Pistes d'exploitation
- Demander aux élèves, regroupés en équipes, de rédiger pour la pièce un prologue qui met en lumière les détails entourant l’expropriation de la famille Landry. Leur demander de partager oralement leur texte avec le groupe-classe.
- Proposer aux élèves, regroupés en équipes, d’interpréter les partitions musicales et les paroles des chansons retrouvées à la fin de l’œuvre avec des instruments de leur choix. Permettre à ceux qui ne peuvent lire la musique d’improviser un accompagnement original. Leur demander d’interpréter une des chansons devant le groupe-classe en choisissant un genre musical qui leur est propre.
- Proposer aux élèves, réunis en dyades, de concevoir un recueil de témoignages relatant la déportation du peuple acadien à travers les yeux de divers personnages fictifs (p. ex., un mari, une épouse, un parent, un enfant, un prisonnier, un soldat britannique). Les inviter à lire des extraits de leur recueil devant le groupe-classe en respectant les éléments prosodiques.
- Inviter les élèves, réunis en dyades, à créer une carte interactive retraçant les trajets suivis par les Acadiens et les Acadiennes lors de leur déportation. Leur proposer d’ajouter des annotations expliquant les lieux et les événements marquants ainsi que les impacts à long terme de cette dispersion géographique. Leur demander de présenter leur carte lors d’une journée consacrée au peuple acadien.

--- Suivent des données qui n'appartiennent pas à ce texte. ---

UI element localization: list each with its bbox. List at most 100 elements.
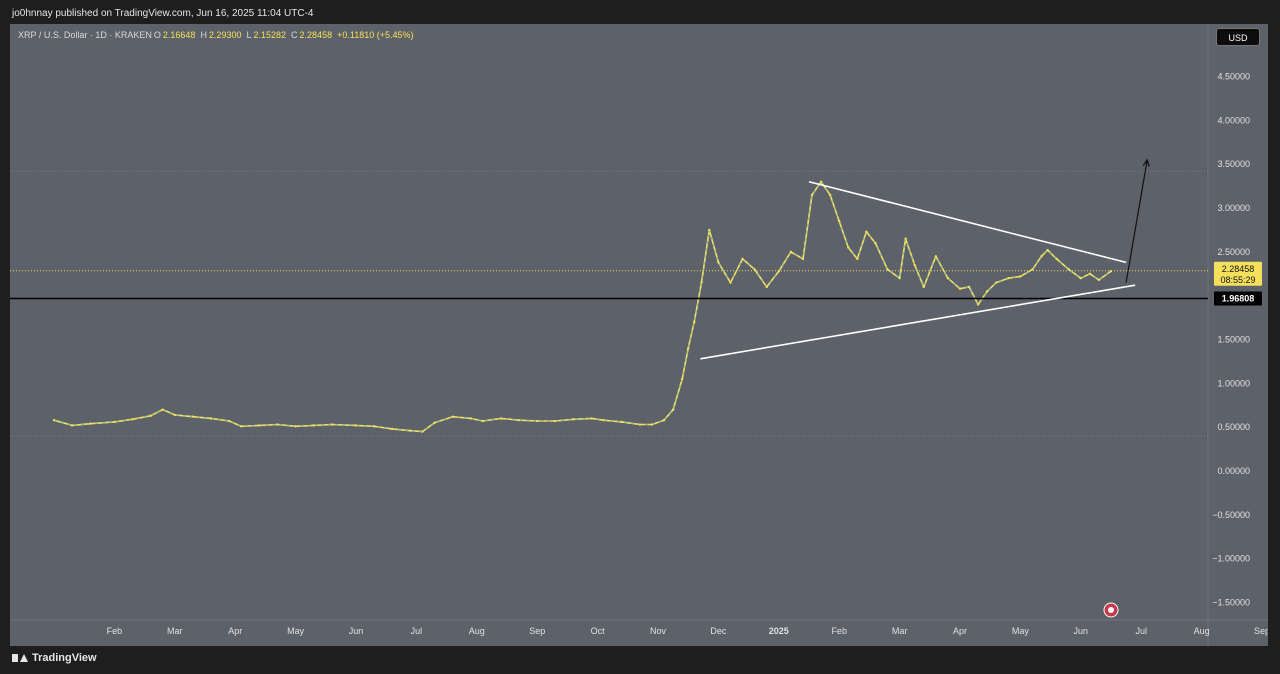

- Présenter la chanson Évangéline au groupe-classe, puis proposer aux élèves de s’en inspirer pour écrire le scénario d’une pièce de théâtre. Prévoir la création de costumes et de décors. Les inviter à jouer la pièce devant les élèves de l’école.
- Inviter les élèves, réunis en équipes représentant la Défense, la Couronne et le jury, à simuler le procès des soldats britanniques ayant participé au Déportement des Acadiens et des Acadiennes. Leur demander de mener des recherches à partir de sources fiables (p. ex., témoignages, lettres, documents d’archives) afin de construire des arguments solides. Inviter les élèves, membres du jury, à délibérer afin de livrer un verdict et à expliquer les raisons derrière leur décision.
Conseils d'utilisation
- Se familiariser avec le Grand Dérangement afin de mettre en contexte la pièce de théâtre, en présentant aux élèves un aperçu de la déportation des Acadiens.
- Accorder une attention particulière aux thèmes délicats dont on traite dans l’œuvre (p. ex., viol, inceste). Prévoir l’aide d’un ou d’une thérapeute au besoin.
- Faire découvrir aux élèves que cette pièce peut comporter plusieurs niveaux de lecture (p. ex., allégorie de l’Acadie) et qu’elle a une portée universelle abordant des thèmes tels que l’oppression des peuples et la quête de justice.
- Sensibiliser les élèves à l’usage du terme « Indien », désormais déconseillé, en le replaçant dans son contexte historique.
- Encourager les élèves à lire d’autres œuvres du même auteur, dont Solstices, Le cœur de la tempête et Pierre, Hélène & Michael, suivi de Cap Enragé, dont les fiches pédagogiques se trouvent dans FousDeLire.
Ressource(s) additionnelle(s)
- IDÉLLO.org, ressources éducatives en ligne, 9e à 12e année, Zachary Richard, toujours batailleur.
- IDÉLLO.org, ressources éducatives en ligne, 9e à 12e année, Série Vox pop : Le français au Nouveau-Brunswick, ça se passe comment?